Monuments of Unageing Intellect, Howard V. Hendrix - I liked it. It's a play on the whole "If we were immortal would we pine to be mortal?" question, but it's a good one. Hendrix succeeds in connecting the ideas of immortality with the timelessness of artistic genius and he paints some pretty beautiful scenes while doing it. I'm not too familiar with Hendrix's work as a writer, but after reading this story I think I want to be.

The Affair of the Phlegmish Master, Donald Moffitt - A fun and interesting story advancing the question of what the super rich would do if the very fabric of space and time was their playground. Moffitt's speculation: spend lavishly on commissioned paintings from the world's most legendary artists. Probably not too far off. But are the paintings of these alternate artists "true" works? Is the beauty of an object derived from the object alone or the soul and essence of the artist invested in it? Moffitt juggles all these questions against a jaunty dialogue between three persons who travel back in time to hire out the services of the famed Dutch baroque artist Johannes Vermeer. Probably my favorite read of the week.

Recommendation of the week: Ilium/Olympos by Dan Simmons
If you've read any of Simmons's books, you know they are a commitment.

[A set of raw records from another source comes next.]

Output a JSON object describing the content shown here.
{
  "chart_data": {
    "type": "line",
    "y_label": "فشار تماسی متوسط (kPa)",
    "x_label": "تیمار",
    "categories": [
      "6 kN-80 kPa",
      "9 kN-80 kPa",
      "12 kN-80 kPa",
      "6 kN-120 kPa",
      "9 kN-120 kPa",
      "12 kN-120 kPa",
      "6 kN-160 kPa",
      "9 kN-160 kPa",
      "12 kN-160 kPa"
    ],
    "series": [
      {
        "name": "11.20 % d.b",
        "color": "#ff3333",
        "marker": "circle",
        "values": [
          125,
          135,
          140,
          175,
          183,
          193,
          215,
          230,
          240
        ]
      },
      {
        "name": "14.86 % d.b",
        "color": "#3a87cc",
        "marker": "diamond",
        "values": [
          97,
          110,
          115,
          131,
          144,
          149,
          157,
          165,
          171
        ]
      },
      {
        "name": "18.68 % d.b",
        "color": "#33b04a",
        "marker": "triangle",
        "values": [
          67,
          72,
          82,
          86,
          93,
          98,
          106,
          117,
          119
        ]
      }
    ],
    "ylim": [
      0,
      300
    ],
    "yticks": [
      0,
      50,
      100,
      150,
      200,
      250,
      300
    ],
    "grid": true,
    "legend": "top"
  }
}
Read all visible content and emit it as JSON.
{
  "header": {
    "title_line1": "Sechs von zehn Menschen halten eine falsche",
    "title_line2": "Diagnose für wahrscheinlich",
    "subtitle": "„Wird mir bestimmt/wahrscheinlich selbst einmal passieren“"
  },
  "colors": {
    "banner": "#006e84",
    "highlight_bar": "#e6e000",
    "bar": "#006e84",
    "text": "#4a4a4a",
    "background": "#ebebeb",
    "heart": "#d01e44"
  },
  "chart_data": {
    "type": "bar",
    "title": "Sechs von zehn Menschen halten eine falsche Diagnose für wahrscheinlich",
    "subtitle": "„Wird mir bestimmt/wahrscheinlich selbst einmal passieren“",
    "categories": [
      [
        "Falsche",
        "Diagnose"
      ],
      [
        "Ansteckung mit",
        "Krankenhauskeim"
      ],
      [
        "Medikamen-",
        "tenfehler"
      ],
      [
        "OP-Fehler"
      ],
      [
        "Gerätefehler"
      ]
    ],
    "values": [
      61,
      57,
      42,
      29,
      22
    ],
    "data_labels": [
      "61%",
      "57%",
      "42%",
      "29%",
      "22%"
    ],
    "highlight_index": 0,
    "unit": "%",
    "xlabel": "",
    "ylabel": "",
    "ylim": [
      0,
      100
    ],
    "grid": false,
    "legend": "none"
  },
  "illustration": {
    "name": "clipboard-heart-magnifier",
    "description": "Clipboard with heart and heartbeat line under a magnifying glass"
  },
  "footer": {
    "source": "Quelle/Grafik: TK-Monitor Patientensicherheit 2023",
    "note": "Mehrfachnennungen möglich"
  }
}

But they're nearly always worth it. The Ilium/Olympos cantos is no exception. In the 1000+ pages that the two novels span, Simmons paints a fascinating alternate reality pitting humans against the divine and sets the conflict against a remarkably vibrant interstellar backdrop. Part Greek myth, part space opera and part historical fiction, these are the two books that could stand up as Simmons's defining work. Essential reading for any fan of the space opera genre. Bonus points if you're a classics buff -- you'll fall in love with his depictions of the old Greek heroes and his humorous portrayal of the gods.